Performance and Accessibility Notes
The main purpose of advanced tracking and fingerprint protection is to make sure sites are fast and user-friendly. If performance issues become noticeable, it is likely as a result of retry loops from scripts that expect blocked data. Simplifying client logic and verifying all trimmed URLs in line with WCAG navigation standards is a feasible solution.
Conclusion
In summary, Apple ATFP is a two-way privacy feature. On one hand, it cleans links to eliminate link tracking. On the other hand, it uses an anti-fingerprinting method to increase privacy. The result is an increased shift towards the first party alongside a standard that focuses on the server. For teams, adopting a resilient method for attribution and testing it across multiple browsers would be very helpful. Additionally, using Residential proxies, like Live Proxies, although primarily for QA aids, would also be effective. It allows teams to mimic various regions and carriers for testing. This helps them to confirm that links, redirects, and tracking work perfectly under ATFP everywhere.
FAQs
What is Advanced Tracking and Fingerprinting Protection on iPhone?
It’s a setting that strips tracking IDs from links and reduces fingerprinting. You can find it under Settings > Safari > Advanced > Advanced Tracking and Fingerprinting Protection. These settings may differ depending on your device version.
Why Are My UTM/Click IDs Disappearing?
Click IDs are commonly stripped, while UTMs usually remain. The Link Tracking Protection removes them, which explains why they are missing. Use server-side tagging or postbacks if you need attribution to stick.
Is This the Same as Apple Private Relay?
No. Relay usually protects your identity at the network layer by hiding your IP/DNS, while advanced tracking and fingerprinting protection works inside Safari by stripping tracking parameters from links and limiting fingerprinting data. However, these two can be used together, but they serve different purposes.
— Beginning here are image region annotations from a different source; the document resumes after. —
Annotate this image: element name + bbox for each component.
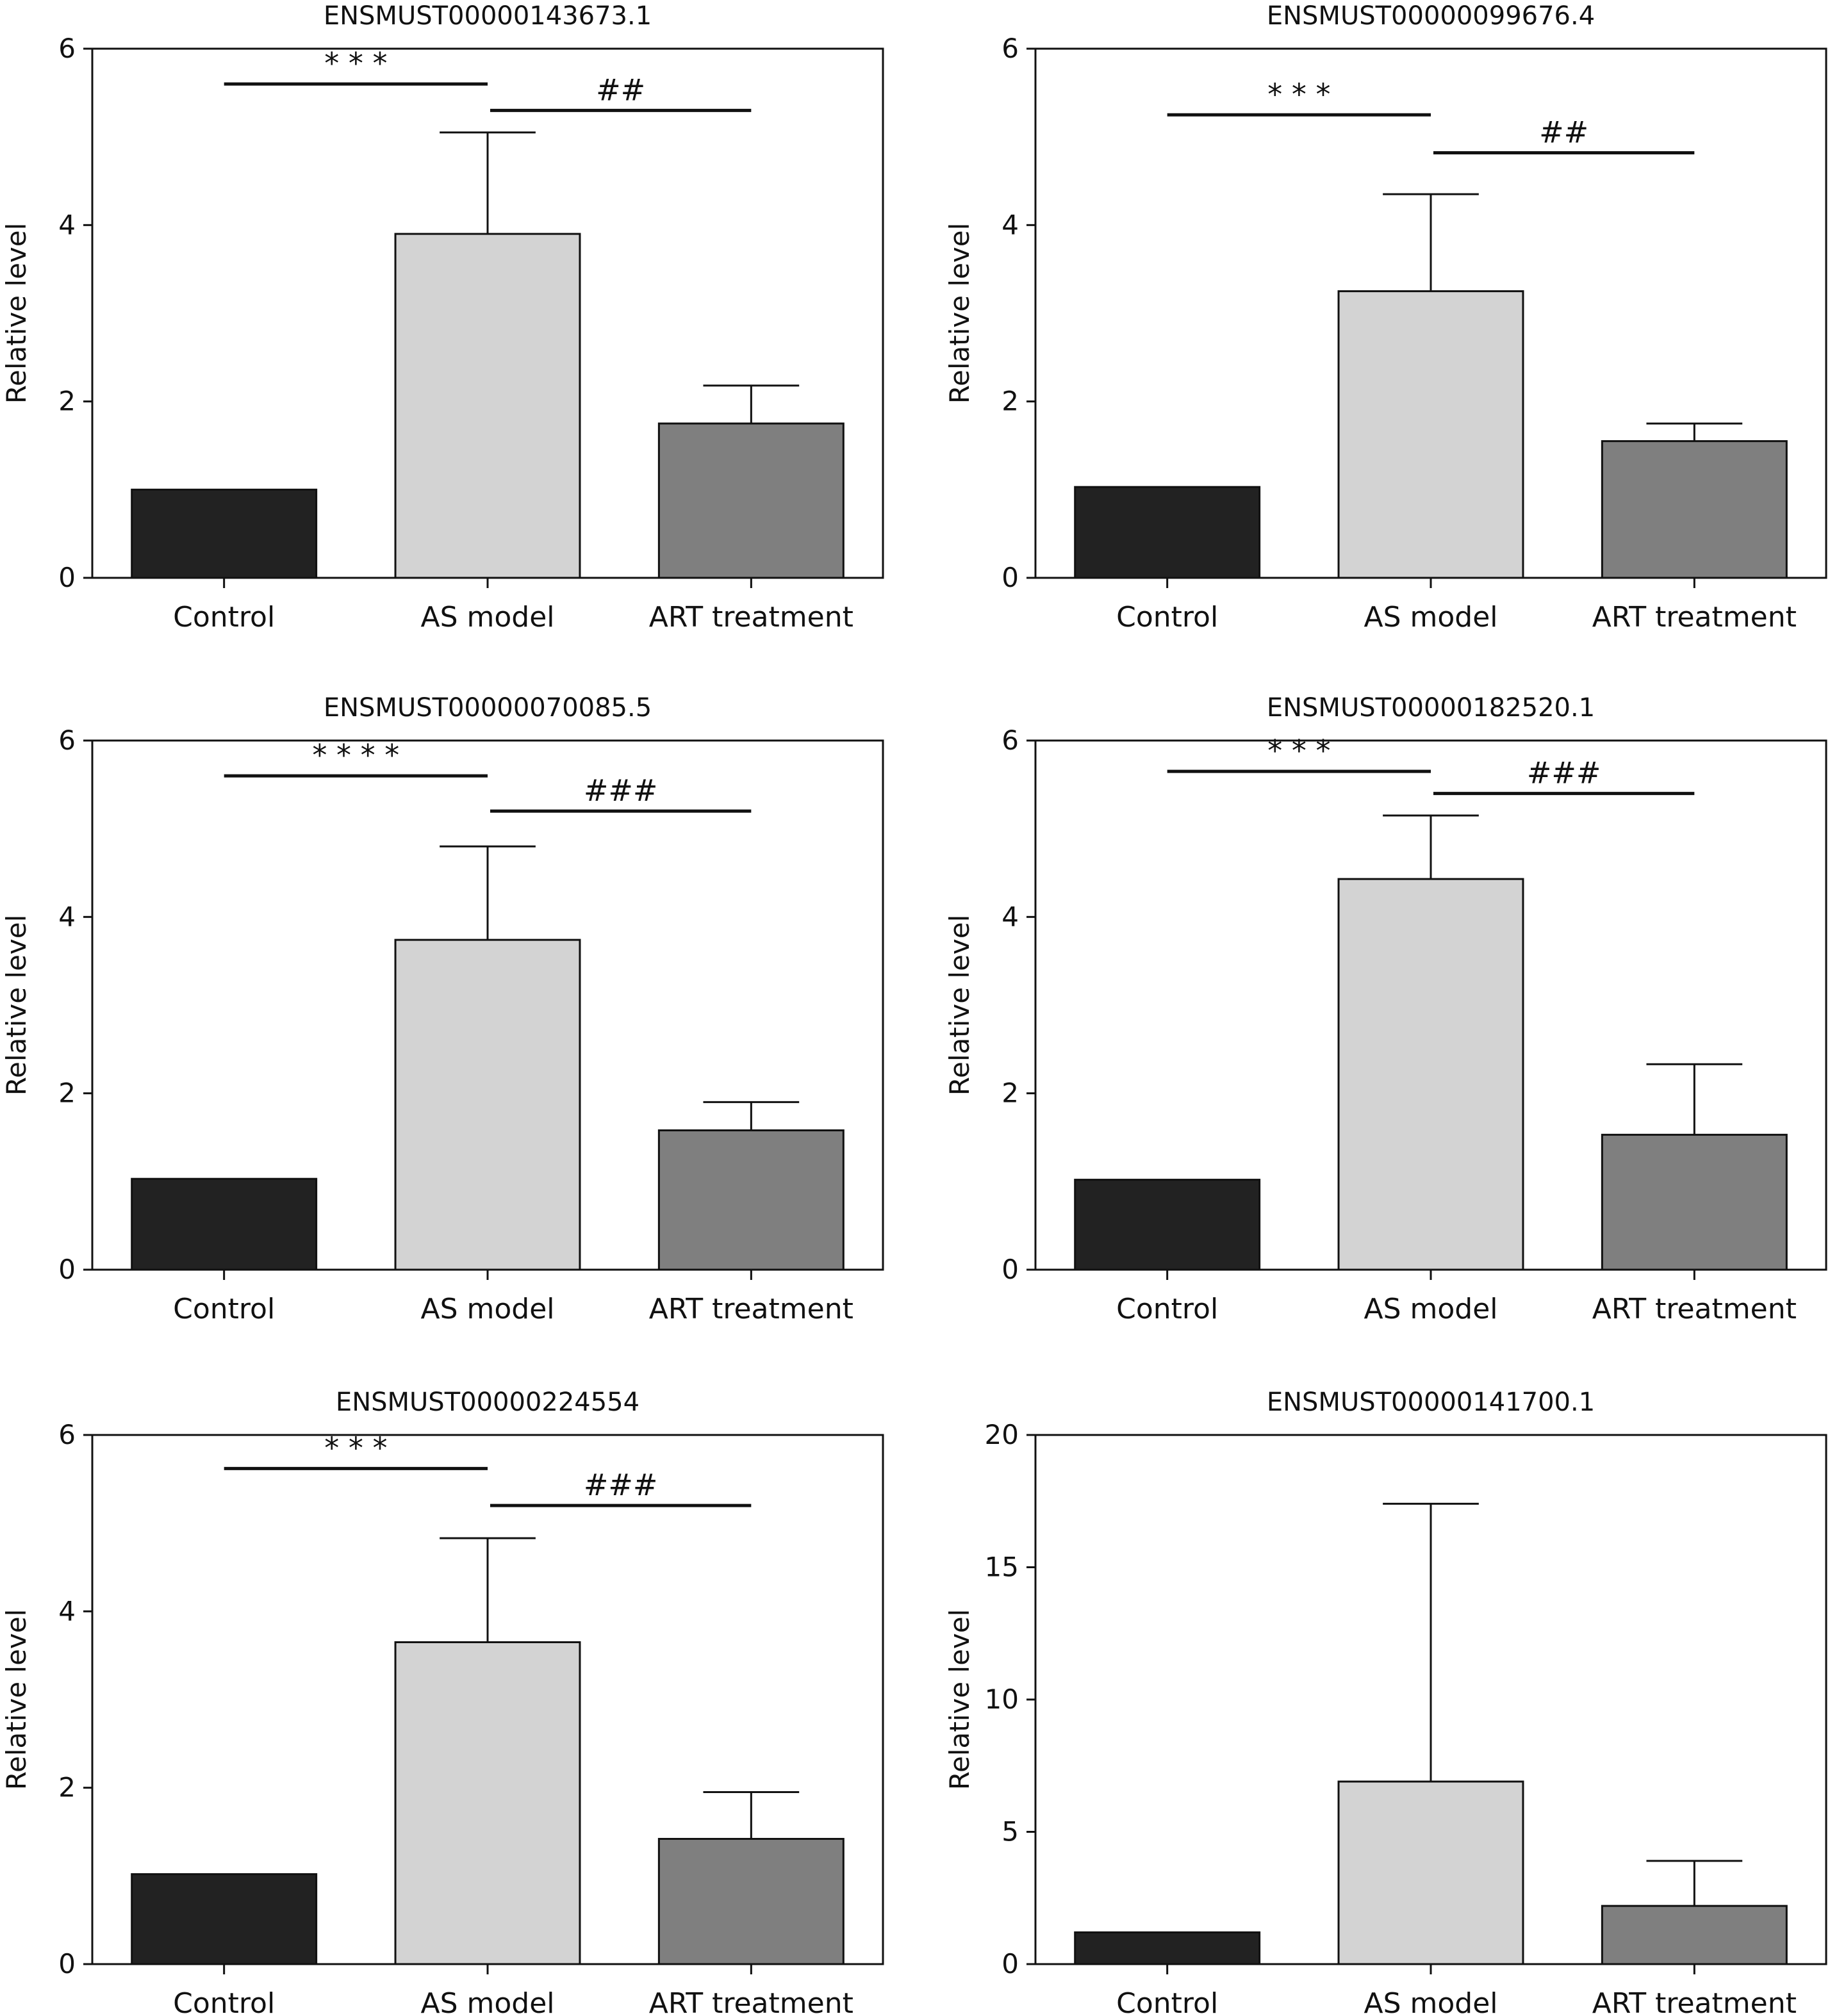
bar-control [131,488,318,579]
significance-label: ## [1539,115,1588,149]
chart-title: ENSMUST00000143673.1 [324,1,652,31]
y-tick-label: 2 [58,386,76,417]
significance-label: ### [584,773,658,808]
significance-label: * * * * [312,738,399,773]
y-axis-label: Relative level [944,223,975,404]
bar-control [1074,1179,1261,1271]
y-tick-label: 4 [58,209,76,240]
bar-control [131,1873,318,1965]
x-tick-label: AS model [1364,1987,1497,2016]
x-tick-label: Control [1116,601,1218,634]
x-tick-label: ART treatment [649,1987,853,2016]
y-tick-label: 10 [985,1684,1019,1715]
x-tick-label: ART treatment [1592,1293,1797,1325]
significance-label: ## [596,72,645,107]
x-tick-label: Control [173,601,275,634]
panel-4: ENSMUST00000182520.1 Relative level 0 2 4 6 Co… [944,693,1827,1325]
y-tick-label: 6 [58,1419,76,1450]
x-tick-label: Control [1116,1987,1218,2016]
y-tick-label: 4 [58,1595,76,1627]
y-tick-label: 2 [58,1772,76,1803]
x-tick-label: Control [173,1987,275,2016]
y-tick-label: 2 [58,1078,76,1109]
y-axis-label: Relative level [1,1609,32,1791]
x-tick-label: AS model [1364,601,1497,634]
x-tick-label: ART treatment [1592,601,1797,634]
y-tick-label: 4 [1002,901,1019,932]
y-axis-label: Relative level [1,223,32,404]
significance-label: * * * [1267,77,1330,111]
x-tick-label: ART treatment [649,1293,853,1325]
x-tick-label: Control [1116,1293,1218,1325]
y-tick-label: 6 [58,725,76,756]
x-tick-label: AS model [420,601,554,634]
y-tick-label: 0 [58,1948,76,1979]
chart-title: ENSMUST00000224554 [336,1388,639,1417]
x-tick-label: AS model [420,1293,554,1325]
y-tick-label: 6 [1002,33,1019,64]
bar-control [1074,486,1261,579]
y-tick-label: 6 [58,33,76,64]
bar-as-model [1337,290,1524,579]
panel-2: ENSMUST00000099676.4 Relative level 0 2 4 6 Co… [944,1,1827,634]
y-tick-label: 20 [985,1419,1019,1450]
y-tick-label: 0 [1002,1254,1019,1285]
chart-title: ENSMUST00000099676.4 [1267,1,1595,31]
panel-6: ENSMUST00000141700.1 Relative level 0 5 10 15… [944,1388,1827,2016]
bar-art-treatment [1601,440,1788,579]
x-tick-label: AS model [420,1987,554,2016]
y-axis-label: Relative level [944,1609,975,1791]
y-tick-label: 0 [58,1254,76,1285]
chart-title: ENSMUST00000182520.1 [1267,693,1595,723]
bar-as-model [394,233,581,579]
panel-1: ENSMUST00000143673.1 Relative level 0 2 4 6 Co… [1,1,884,634]
bar-art-treatment [1601,1905,1788,1965]
y-tick-label: 2 [1002,1078,1019,1109]
y-tick-label: 2 [1002,386,1019,417]
panel-5: ENSMUST00000224554 Relative level 0 2 4 6 Cont… [1,1388,884,2016]
significance-label: * * * [1267,733,1330,768]
y-tick-label: 15 [985,1552,1019,1583]
x-tick-label: ART treatment [1592,1987,1797,2016]
x-tick-label: AS model [1364,1293,1497,1325]
y-axis-label: Relative level [944,915,975,1096]
bar-art-treatment [657,1129,845,1271]
chart-title: ENSMUST00000141700.1 [1267,1388,1595,1417]
y-tick-label: 4 [58,901,76,932]
y-tick-label: 4 [1002,209,1019,240]
chart-title: ENSMUST00000070085.5 [324,693,652,723]
y-axis-label: Relative level [1,915,32,1096]
bar-art-treatment [657,422,845,579]
significance-label: * * * [324,1430,387,1465]
bar-art-treatment [1601,1133,1788,1271]
bar-as-model [394,938,581,1271]
y-tick-label: 5 [1002,1816,1019,1848]
y-tick-label: 0 [1002,562,1019,593]
bar-control [131,1177,318,1271]
bar-as-model [1337,1780,1524,1965]
bar-art-treatment [657,1838,845,1965]
bar-control [1074,1931,1261,1965]
bar-as-model [394,1641,581,1965]
y-tick-label: 0 [1002,1948,1019,1979]
x-tick-label: ART treatment [649,601,853,634]
significance-label: ### [1527,756,1601,791]
bar-as-model [1337,878,1524,1271]
y-tick-label: 6 [1002,725,1019,756]
significance-label: ### [584,1468,658,1502]
significance-label: * * * [324,46,387,81]
panel-3: ENSMUST00000070085.5 Relative level 0 2 4 6 Co… [1,693,884,1325]
x-tick-label: Control [173,1293,275,1325]
y-tick-label: 0 [58,562,76,593]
Will Proxies Let Me Keep Link-Decorated Attribution?
No. Proxies only change your IP or location, while Apple’s advanced tracking and fingerprinting protection removes tracking IDs directly in the browser. Proxies can’t undo the stripping, though they help with QA testing across regions. This allows teams to replicate regional conditions and verify that flows are accurate.
How Can Developers Confirm ATFP Caused a Bug?
To confirm whether ATFP is responsible, reload the affected page in Safari without Apple's advanced tracking and fingerprinting protection and compare. If the issue disappears, the protection is interfering. Developers can then move the logic server-side, use signed tokens, or depend on first-party storage for resilience.